Dreamachine

Video projection, 2006

Description:
Brion Gysin and Ian Sommerville conceived the Dreamachine at the beginning of the 60’s. It is the first object in history conceived to be viewed with closed eyes. The Dreamachine makes it possible to go down in Alpha brain waves, while remaining awake. The white light allows under certain conditions to reach the alpha waves: the fast alternance of the three primary colours which produce light, make it possible for the brain to descend alpha waves by keeping the eyes open.

Dream Machine, 2006. Projection vidéo sur holoscreen.

Shut your eyes and see écrivait Joyce dans Ulysse. La Dream Machine d’Edith Dekyndt, un écran de verre dans une vitrine blanche, qui reçoit des formes et des mots réfère à cette autre « Dreamachine », créée en 1960 par Brion Gysin and Ian Sommerville1. Un objet à regarder les yeux fermés qui permet au cerveau d’entrer en ondes alpha2. Ces ondes correspondent à celles que produit le cerveau lors des pratiques de méditation. Elles apparaissent aussi dans ces instants où nous sommes au bord du sommeil ou dans ceux du réveil lorsque nous sommes déjà arrachés à la nuit mais pas encore tout à fait dans le jour et où, à travers un apparent fouillis de sensations, les choses nous apparaissent avec une acuité qu’elles n’auront à nul autre instant de la journée. Ce moment-là, Lacan le définit comme celui de la rencontre avec le réel3. Pour Walter Benjamin, « le maintenant de la connaissabilité est l’instant du réveil »4.

Faut-il fermer les yeux ? Peut-on voir les yeux fermés et de quoi parle Joyce quand il nous enjoint de « fermer les yeux pour voir » en terminant un passage consacré à l’inéluctable modalité du visible ? Faut-il toucher pour voir ? Et comment toucher ce qui se trouve derrière une vitrine ? Comment toucher ce qui ne s’offre qu’au regard, donc au désir de posséder (donc de faire plus que toucher, de s’en emparer) ? Peut-on toucher de l’œil ?

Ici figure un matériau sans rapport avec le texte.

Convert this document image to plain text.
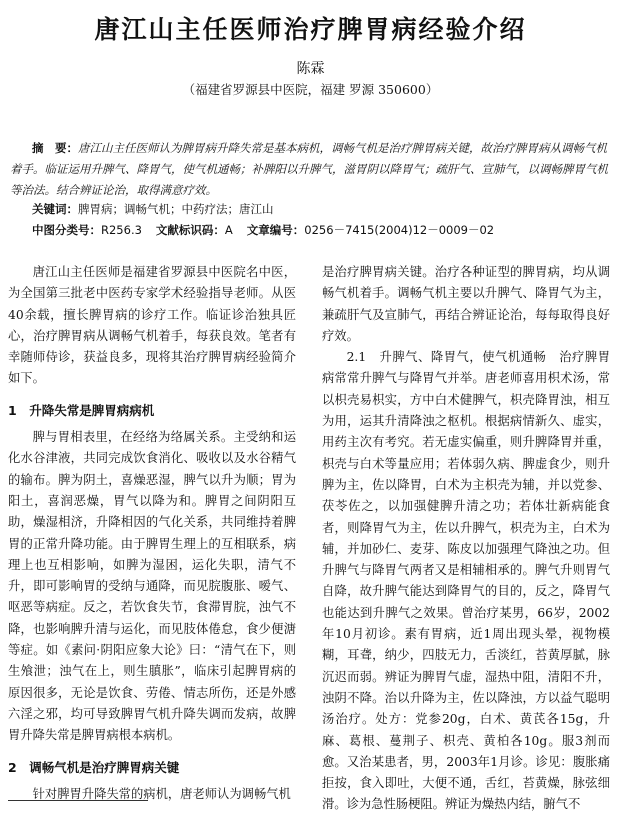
唐江山主任医师治疗脾胃病经验介绍
陈霖
（福建省罗源县中医院，福建 罗源 350600）
摘　要：唐江山主任医师认为脾胃病升降失常是基本病机，调畅气机是治疗脾胃病关键，故治疗脾胃病从调畅气机着手。临证运用升脾气、降胃气，使气机通畅；补脾阳以升脾气，滋胃阴以降胃气；疏肝气、宣肺气，以调畅脾胃气机等治法。结合辨证论治，取得满意疗效。
关键词：脾胃病；调畅气机；中药疗法；唐江山
中图分类号：R256.3 文献标识码：A 文章编号：0256－7415(2004)12－0009－02

唐江山主任医师是福建省罗源县中医院名中医，为全国第三批老中医药专家学术经验指导老师。从医40余载，擅长脾胃病的诊疗工作。临证诊治独具匠心，治疗脾胃病从调畅气机着手，每获良效。笔者有幸随师侍诊，获益良多，现将其治疗脾胃病经验简介如下。

1　升降失常是脾胃病病机

脾与胃相表里，在经络为络属关系。主受纳和运化水谷津液，共同完成饮食消化、吸收以及水谷精气的输布。脾为阴土，喜燥恶湿，脾气以升为顺；胃为阳土，喜润恶燥，胃气以降为和。脾胃之间阴阳互助，燥湿相济，升降相因的气化关系，共同维持着脾胃的正常升降功能。由于脾胃生理上的互相联系，病理上也互相影响，如脾为湿困，运化失职，清气不升，即可影响胃的受纳与通降，而见脘腹胀、嗳气、呕恶等病症。反之，若饮食失节，食滞胃脘，浊气不降，也影响脾升清与运化，而见肢体倦怠，食少便溏等症。如《素问·阴阳应象大论》曰：“清气在下，则生飧泄；浊气在上，则生䐜胀”，临床引起脾胃病的原因很多，无论是饮食、劳倦、情志所伤，还是外感六淫之邪，均可导致脾胃气机升降失调而发病，故脾胃升降失常是脾胃病根本病机。

2　调畅气机是治疗脾胃病关键

针对脾胃升降失常的病机，唐老师认为调畅气机

是治疗脾胃病关键。治疗各种证型的脾胃病，均从调畅气机着手。调畅气机主要以升脾气、降胃气为主，兼疏肝气及宣肺气，再结合辨证论治，每每取得良好疗效。

2.1　升脾气、降胃气，使气机通畅　治疗脾胃病常常升脾气与降胃气并举。唐老师喜用枳术汤，常以枳壳易枳实，方中白术健脾气，枳壳降胃浊，相互为用，运其升清降浊之枢机。根据病情新久、虚实，用药主次有考究。若无虚实偏重，则升脾降胃并重，枳壳与白术等量应用；若体弱久病、脾虚食少，则升脾为主，佐以降胃，白术为主枳壳为辅，并以党参、茯苓佐之，以加强健脾升清之功；若体壮新病能食者，则降胃气为主，佐以升脾气，枳壳为主，白术为辅，并加砂仁、麦芽、陈皮以加强理气降浊之功。但升脾气与降胃气两者又是相辅相承的。脾气升则胃气自降，故升脾气能达到降胃气的目的，反之，降胃气也能达到升脾气之效果。曾治疗某男，66岁，2002年10月初诊。素有胃病，近1周出现头晕，视物模糊，耳聋，纳少，四肢无力，舌淡红，苔黄厚腻，脉沉迟而弱。辨证为脾胃气虚，湿热中阻，清阳不升，浊阴不降。治以升降为主，佐以降浊，方以益气聪明汤治疗。处方：党参20g，白术、黄芪各15g，升麻、葛根、蔓荆子、枳壳、黄柏各10g。服3剂而愈。又治某患者，男，2003年1月诊。诊见：腹胀痛拒按，食入即吐，大便不通，舌红，苔黄燥，脉弦细滑。诊为急性肠梗阻。辨证为燥热内结，腑气不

La Dream Machine d’Edith Dekyndt contient toutes ces questions, bien qu’elle les laisse en suspens puisqu’elle peut se voir les yeux ouverts.  L’hypothèse que pose l’artiste consiste en ce que l’effet stroboscopique de la lumière blanche créé par la vidéo est le même que celui de la machine de Gysin. Et il revient à chaque spectateur d’éprouver les effets vibratoires de la lumière blanche. Comme à son habitude, Edith bricole pour atteindre à la plus grande simplicité, elle n’utilise une technologie raffinée que pour renouer avec l’élémentaire. Mais l’idée d’entrer en ondes alpha véhicule aussi tout un fatras d’éléments plus ou moins spirituels ou mystiques en lien avec le New age, d’éléments « à vendre ». Il y a une ironie subtile là-dedans : exposer sa Dream Machine en vitrine en utilisant les mêmes moyens que la publicité – le défilement d’un texte, de courtes expérimentations, la promesse d’un bien-être, c’est ici proposer non pas à acheter mais à expérimenter le diaphane. Aristote disait de lui qu’il était « ce qui est visible sans être visible par soi absolument », comme l’air, l’eau et un grand nombre de corps solides ajoutant que « la lumière en est l’acte ».

Mettre ainsi le diaphane en vitrine, c’est donner à voir (les yeux ouverts) le lieu même de la couleur et du visible, le rapport entre lumière et matière.

 

Colette Dubois

1. Il s’agit d’un cylindre troué de façon précise et régulière, posé sur une platine qui tourne à 78 t/m, au centre duquel se trouve une ampoule de 100 watts.

2 8-13 hertz

3 Jacques Lacan, « Tuché et automaton » dans Le séminaire livre XI, Paris, Seuil, pp. 55-59.

    4 Walter Benjamin, Paris, capitale du XIX e siècle, p. 505.